1007-058Questo è il simpatico racconto di Antonio. Prendi spunto dalla sua tattica “attira-moglie-non golfista-al-golf”
Io sono un dilettante, gioco da meno di un paio d’anni, ma il virus mi ha contagiato molto forte, soprattutto dopo aver letto il libro “La consapevolezza del giocatore di golf” di Gay Hendrix. Imparo molte più cose sulla vita e sul mio lavoro tirando una pallina da golf che sui molti libri che leggo…
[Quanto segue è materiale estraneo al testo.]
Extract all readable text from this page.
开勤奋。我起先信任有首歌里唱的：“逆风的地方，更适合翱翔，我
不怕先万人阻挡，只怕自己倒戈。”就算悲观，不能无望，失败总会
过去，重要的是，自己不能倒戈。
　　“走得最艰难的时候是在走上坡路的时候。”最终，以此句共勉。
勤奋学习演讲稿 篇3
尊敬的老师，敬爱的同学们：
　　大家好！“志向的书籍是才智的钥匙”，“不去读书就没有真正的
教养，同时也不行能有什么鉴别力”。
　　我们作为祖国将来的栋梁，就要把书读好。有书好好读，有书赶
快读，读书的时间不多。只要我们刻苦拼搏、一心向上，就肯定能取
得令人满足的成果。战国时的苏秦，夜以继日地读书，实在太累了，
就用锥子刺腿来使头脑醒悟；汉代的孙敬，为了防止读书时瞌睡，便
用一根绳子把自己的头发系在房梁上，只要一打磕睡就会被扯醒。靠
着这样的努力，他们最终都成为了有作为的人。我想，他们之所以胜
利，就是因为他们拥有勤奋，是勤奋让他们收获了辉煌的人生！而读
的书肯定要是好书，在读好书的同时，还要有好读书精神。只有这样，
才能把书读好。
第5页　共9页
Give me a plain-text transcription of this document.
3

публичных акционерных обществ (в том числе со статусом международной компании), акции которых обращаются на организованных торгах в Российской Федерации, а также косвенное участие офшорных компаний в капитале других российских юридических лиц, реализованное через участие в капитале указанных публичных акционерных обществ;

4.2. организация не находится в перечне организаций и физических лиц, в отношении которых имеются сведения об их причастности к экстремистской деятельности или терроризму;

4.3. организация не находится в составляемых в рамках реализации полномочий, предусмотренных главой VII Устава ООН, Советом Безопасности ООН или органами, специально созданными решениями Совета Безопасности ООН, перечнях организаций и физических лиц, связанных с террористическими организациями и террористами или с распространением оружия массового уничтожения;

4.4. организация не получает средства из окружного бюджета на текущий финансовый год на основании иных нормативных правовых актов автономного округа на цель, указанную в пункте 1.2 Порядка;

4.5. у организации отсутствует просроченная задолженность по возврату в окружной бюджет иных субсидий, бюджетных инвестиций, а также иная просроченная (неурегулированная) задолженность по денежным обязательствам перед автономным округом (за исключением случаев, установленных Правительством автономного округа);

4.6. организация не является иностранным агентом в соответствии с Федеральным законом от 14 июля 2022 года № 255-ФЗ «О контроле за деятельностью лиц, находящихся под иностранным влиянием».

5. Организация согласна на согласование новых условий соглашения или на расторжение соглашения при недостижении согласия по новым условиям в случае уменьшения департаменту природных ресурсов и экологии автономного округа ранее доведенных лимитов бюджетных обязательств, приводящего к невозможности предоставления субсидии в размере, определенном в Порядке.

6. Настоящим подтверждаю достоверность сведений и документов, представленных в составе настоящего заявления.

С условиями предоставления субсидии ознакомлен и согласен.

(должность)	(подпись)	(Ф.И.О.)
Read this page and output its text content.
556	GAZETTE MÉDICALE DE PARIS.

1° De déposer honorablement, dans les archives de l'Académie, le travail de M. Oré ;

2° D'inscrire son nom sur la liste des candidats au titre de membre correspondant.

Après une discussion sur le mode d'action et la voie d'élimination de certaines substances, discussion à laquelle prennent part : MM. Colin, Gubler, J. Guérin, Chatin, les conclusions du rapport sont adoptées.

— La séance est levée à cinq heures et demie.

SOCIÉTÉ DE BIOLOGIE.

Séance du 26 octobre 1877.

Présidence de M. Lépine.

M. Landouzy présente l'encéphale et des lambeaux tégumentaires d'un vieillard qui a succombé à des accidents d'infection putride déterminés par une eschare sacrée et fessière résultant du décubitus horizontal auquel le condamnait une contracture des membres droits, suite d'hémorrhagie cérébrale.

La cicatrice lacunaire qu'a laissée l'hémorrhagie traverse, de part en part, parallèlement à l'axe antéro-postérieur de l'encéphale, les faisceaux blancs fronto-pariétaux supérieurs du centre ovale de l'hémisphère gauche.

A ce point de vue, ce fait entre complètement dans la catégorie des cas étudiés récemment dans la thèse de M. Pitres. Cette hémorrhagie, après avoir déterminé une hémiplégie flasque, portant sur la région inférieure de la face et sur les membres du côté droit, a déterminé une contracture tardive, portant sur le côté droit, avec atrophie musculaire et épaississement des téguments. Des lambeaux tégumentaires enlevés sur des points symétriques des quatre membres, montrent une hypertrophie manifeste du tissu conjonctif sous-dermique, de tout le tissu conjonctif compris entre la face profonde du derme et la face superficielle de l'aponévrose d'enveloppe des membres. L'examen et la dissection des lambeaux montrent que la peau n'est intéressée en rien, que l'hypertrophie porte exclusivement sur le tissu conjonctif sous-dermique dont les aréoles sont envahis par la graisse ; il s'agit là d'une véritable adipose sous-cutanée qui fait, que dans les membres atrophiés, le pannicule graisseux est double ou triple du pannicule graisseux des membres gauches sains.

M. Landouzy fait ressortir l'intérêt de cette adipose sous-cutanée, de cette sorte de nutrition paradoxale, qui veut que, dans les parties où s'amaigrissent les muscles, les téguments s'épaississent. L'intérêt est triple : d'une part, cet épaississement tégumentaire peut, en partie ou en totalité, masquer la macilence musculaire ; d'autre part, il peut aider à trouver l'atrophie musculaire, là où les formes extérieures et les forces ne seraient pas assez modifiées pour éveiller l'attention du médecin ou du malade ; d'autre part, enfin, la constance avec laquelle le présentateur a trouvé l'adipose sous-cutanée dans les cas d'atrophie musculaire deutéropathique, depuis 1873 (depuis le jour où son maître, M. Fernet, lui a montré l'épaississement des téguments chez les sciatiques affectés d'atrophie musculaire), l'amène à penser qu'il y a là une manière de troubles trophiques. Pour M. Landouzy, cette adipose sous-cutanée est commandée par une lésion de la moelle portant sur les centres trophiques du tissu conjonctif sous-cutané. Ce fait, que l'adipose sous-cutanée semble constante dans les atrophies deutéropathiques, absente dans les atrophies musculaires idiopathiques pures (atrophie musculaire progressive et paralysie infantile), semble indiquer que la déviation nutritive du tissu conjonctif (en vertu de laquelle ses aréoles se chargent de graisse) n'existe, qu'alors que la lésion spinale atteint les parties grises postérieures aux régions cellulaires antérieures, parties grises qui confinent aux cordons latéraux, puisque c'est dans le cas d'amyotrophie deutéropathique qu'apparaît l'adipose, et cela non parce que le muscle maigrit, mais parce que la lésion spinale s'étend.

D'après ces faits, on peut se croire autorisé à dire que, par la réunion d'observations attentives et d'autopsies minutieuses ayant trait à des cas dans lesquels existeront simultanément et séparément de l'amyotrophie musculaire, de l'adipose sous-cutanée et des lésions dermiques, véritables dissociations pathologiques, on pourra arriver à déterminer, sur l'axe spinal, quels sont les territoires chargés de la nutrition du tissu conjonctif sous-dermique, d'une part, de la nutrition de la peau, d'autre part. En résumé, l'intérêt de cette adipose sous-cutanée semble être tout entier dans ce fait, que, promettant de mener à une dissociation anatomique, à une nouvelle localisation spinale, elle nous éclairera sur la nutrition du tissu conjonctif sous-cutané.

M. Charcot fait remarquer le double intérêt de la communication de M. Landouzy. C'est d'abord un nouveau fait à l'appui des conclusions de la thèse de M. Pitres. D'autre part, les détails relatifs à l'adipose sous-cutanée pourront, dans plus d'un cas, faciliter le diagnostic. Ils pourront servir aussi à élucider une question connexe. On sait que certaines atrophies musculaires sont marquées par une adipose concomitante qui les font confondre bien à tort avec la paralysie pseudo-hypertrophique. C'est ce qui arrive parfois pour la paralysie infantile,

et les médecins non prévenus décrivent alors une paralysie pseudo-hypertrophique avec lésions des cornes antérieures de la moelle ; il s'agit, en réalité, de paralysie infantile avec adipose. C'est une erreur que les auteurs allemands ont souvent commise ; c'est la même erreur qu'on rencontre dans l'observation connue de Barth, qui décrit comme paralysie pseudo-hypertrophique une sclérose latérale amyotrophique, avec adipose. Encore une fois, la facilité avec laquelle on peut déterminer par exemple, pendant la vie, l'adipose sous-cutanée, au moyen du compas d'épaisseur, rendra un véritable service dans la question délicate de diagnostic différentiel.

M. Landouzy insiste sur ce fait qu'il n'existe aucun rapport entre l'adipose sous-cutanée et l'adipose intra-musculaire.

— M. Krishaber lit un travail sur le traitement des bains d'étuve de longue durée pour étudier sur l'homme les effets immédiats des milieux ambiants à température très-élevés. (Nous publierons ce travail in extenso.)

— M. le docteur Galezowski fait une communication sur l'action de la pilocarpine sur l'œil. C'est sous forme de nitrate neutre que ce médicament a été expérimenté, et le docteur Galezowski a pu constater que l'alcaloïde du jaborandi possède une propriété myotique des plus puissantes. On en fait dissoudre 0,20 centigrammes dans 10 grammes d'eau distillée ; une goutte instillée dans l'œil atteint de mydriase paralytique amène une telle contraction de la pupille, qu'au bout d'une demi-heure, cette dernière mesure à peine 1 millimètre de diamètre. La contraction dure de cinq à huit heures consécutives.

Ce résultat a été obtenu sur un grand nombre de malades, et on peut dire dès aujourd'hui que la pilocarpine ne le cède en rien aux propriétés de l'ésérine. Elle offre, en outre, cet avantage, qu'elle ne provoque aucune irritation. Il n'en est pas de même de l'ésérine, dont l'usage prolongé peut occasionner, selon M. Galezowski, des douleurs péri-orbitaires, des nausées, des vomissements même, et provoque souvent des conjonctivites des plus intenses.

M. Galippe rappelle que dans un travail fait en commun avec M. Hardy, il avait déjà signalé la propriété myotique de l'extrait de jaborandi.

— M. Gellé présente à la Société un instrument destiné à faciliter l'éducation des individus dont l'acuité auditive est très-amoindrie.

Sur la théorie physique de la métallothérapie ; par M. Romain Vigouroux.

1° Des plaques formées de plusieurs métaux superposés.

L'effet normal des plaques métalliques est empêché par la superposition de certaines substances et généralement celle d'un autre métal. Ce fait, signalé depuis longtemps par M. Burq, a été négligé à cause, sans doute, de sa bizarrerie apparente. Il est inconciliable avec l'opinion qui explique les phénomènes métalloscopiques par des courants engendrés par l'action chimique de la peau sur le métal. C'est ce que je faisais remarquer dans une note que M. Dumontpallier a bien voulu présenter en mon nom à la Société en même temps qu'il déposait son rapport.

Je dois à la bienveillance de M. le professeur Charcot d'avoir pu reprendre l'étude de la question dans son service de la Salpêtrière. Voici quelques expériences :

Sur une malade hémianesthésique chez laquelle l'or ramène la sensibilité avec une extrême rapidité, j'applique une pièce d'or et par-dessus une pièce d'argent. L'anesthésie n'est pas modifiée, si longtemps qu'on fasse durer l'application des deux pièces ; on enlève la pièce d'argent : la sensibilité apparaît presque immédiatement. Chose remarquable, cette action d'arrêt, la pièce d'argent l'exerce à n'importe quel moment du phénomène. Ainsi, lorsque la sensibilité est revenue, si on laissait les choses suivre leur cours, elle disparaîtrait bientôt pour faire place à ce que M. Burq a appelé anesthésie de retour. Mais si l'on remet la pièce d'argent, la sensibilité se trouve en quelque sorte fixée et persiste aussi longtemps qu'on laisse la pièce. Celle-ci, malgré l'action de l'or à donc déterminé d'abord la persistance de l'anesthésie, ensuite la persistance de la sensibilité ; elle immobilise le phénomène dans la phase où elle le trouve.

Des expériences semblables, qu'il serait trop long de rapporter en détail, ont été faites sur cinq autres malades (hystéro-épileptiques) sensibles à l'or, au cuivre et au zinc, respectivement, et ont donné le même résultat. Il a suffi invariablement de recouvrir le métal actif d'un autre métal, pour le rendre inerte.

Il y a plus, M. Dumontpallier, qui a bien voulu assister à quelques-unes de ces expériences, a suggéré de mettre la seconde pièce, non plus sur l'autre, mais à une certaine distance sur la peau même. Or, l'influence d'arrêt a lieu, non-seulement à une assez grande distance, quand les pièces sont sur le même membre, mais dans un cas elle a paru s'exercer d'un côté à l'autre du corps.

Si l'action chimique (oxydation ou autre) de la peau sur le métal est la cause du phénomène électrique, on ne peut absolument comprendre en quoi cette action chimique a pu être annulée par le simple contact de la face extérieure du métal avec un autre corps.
Quella che ti racconto è una giocata fatta in vacanza. Io vado in Sardegna, vicino Olbia e Portorotondo, da tantissimi anni e a luglio scorso, per la prima volta, sono andato, con il mio “gemello del golf” (persona con cui gioco sempre) che stava con la famiglia insieme alla mia, al Pevero Golf Club di Cala di Volpe. Campo meraviglioso, almeno per noi che non abbiamo (ancora) girato molto. Gli armadietti di legno che sembrano usciti da uno di quei film sul golf della fine del secolo scorso, i fairways e i green perfettamente rasati, una giornata, il 15 luglio, bellissima. Alle 8 di mattina eravamo in campo: praticamente solo noi. Io ho giocato abbastanza male, il mio compagno molto meglio, ma la sensazione, quella natura, quel paesaggio con il golfo e il meraviglioso mare della Sardegna davanti… BELLISSIMO! (scegli tu la o le foto, io sono quello con la maglietta bianca)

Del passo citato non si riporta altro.